A State is the opposite of “move fast and break things”, but rather “move forward and do not break”

“We can not stop progress” or the dictatorship of innovation

“In the speech of Emmanuel Macron at Vivatech, the word innovation is pronounced 25 times, the word progress does not appear.”

As Etienne Klein has often said in his lectures, “50 years ago, for every innovation that brought society forward, it was said, We do not stop progress”. There was a benevolent vision of innovation where it was said that technology came to free men and women from their condition. In a society where innovation is king, this expression takes a whole different turn. “One does not stop progress” is today the expression of a dictatorship of innovation.
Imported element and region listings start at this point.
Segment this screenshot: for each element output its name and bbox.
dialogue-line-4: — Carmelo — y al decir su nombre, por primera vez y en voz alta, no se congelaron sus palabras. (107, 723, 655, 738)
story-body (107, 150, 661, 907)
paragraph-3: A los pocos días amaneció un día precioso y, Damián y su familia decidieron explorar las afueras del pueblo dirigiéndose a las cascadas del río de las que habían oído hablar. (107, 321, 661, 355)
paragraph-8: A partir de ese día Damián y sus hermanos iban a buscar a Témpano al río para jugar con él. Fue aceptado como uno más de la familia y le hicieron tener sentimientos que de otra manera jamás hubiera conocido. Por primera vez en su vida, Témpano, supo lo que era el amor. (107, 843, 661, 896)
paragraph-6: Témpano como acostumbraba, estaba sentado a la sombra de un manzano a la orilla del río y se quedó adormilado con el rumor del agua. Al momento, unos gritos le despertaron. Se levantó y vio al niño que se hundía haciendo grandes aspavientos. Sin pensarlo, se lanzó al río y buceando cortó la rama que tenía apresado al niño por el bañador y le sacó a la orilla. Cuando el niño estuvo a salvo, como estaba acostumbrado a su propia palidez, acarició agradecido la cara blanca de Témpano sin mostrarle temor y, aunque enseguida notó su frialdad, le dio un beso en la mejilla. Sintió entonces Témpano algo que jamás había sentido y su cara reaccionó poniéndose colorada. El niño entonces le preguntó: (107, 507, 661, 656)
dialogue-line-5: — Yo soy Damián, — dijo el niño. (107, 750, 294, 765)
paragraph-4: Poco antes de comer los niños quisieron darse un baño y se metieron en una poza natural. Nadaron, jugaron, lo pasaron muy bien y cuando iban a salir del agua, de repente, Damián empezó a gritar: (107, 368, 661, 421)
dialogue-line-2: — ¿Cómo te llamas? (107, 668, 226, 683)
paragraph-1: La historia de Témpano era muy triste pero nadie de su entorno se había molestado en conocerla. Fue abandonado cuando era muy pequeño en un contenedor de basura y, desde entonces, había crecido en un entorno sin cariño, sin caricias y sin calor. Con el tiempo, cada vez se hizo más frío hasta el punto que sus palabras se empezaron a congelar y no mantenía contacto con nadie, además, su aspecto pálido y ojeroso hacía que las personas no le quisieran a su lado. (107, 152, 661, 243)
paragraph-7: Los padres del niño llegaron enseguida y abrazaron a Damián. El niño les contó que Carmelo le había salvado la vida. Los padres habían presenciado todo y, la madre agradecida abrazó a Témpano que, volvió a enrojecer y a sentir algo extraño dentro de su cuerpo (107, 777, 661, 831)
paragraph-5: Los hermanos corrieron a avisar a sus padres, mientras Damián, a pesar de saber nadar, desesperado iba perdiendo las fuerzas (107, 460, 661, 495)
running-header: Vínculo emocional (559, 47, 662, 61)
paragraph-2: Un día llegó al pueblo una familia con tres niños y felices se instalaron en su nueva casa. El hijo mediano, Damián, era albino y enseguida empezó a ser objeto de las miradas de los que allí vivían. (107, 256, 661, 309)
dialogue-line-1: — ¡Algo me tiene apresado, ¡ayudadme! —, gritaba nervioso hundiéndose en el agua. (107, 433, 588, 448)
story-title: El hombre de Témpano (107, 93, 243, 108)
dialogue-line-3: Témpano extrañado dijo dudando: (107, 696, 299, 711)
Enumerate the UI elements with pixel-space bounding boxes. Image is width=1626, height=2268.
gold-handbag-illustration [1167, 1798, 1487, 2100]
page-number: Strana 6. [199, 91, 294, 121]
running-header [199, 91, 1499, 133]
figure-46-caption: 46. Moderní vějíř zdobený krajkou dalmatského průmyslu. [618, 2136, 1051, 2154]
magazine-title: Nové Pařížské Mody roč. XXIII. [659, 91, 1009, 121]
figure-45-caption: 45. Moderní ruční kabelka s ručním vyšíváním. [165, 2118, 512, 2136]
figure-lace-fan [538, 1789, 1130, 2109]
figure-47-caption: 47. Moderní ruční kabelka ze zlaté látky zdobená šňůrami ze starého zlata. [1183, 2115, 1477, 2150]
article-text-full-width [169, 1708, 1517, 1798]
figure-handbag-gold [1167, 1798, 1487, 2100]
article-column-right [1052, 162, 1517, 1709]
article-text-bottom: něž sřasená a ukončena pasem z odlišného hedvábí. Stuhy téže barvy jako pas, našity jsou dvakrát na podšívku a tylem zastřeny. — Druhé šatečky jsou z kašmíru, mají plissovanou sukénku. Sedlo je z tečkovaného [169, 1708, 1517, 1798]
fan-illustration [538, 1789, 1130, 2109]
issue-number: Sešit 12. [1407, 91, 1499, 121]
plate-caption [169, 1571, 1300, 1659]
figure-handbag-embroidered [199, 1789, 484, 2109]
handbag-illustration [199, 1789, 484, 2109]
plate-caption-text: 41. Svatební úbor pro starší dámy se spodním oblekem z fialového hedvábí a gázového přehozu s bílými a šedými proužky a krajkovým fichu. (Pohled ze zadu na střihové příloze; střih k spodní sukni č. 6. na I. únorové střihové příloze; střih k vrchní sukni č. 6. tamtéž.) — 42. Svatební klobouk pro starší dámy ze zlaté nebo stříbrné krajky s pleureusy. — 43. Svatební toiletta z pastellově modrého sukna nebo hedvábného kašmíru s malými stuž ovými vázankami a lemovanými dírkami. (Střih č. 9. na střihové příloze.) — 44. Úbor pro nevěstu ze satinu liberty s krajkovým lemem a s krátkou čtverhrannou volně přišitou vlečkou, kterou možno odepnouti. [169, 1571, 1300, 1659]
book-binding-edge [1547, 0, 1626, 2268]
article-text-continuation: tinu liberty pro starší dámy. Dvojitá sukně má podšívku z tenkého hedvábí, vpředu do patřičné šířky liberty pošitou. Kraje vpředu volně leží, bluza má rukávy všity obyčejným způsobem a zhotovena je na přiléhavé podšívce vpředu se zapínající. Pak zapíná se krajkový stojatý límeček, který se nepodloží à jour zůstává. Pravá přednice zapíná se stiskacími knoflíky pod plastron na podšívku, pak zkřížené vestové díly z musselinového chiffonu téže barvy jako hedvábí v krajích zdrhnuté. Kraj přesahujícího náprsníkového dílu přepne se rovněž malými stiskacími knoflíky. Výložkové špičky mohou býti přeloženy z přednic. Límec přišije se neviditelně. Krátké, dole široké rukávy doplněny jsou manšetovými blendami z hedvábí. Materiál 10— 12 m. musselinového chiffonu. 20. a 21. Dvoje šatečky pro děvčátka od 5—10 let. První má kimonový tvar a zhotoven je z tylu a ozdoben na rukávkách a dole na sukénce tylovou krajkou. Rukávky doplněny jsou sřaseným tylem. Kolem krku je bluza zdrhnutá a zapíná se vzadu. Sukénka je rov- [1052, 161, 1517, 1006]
Technology is seen as a bulimic monster that will come to threaten our future, take jobs, consume more resources, with no safeguards. It is the theories of the Singularity University in Mountain View, where it is believed that technology will replace the man in a “forced march” and make it obsolete.

Is this really our plan for the future?

“The idea of progress was a doubly consoling idea. In the first place, because by sustaining the hope of a future improvement of our living conditions, by making a more desirable world a long way off, it made history humanly bearable. Second, because it gave meaning to the sacrifices it imposed. In the name of a certain idea of the future, mankind was called upon to work for a progress which the individual would not necessarily Experience, but whose descendants could benefit. ”
In short, to believe in progress was to accept the sacrifice of the personal present in the name of a certain credible and desirable idea of the collective future. But for such a sacrifice to have any meaning, a symbolic attachment to the world and its future was required. Is it because such a connection is lacking today that the word progress is disappearing or curling up behind the single concept of innovation, now on the agenda of all research policies? ”

The idea of progress is the opposite of the start-up philosophy that runs in the short term, in a forward flight dictated by the dogma of innovation at all costs in the name of the market, without putting it in context Desire for the future. Not every innovation that meets a market is progress. Some examples? Allowing to share photos that fade on a social network is not a progress for humanity. Paying to choose the genetic characteristics of one’s children, is not a progress for humanity. Transplanting the blood of young adults to try to get younger rich businessmen to rejuvenate is not a progress. Allowing to meet men and women on a simple thumb on her phone is not a progress for humanity. It’s up to you to judge for yourself.

For all these reasons, France should not become a start-up, nor should it think and act as a start-up. France is a nation, a state, a people, a history, a culture that has to extricate itself from the permanent pivot, for it is capable of thinking the future in the name of a desirable idea for which its people are ready to sacrifice. These reversals of strategy startups who do not know where they go and what their model are the opposite. The French model is established “Liberty, Equality, Fraternity” and it has an eternal vocation, for France is not and will never be an enterprise, it is a Republic.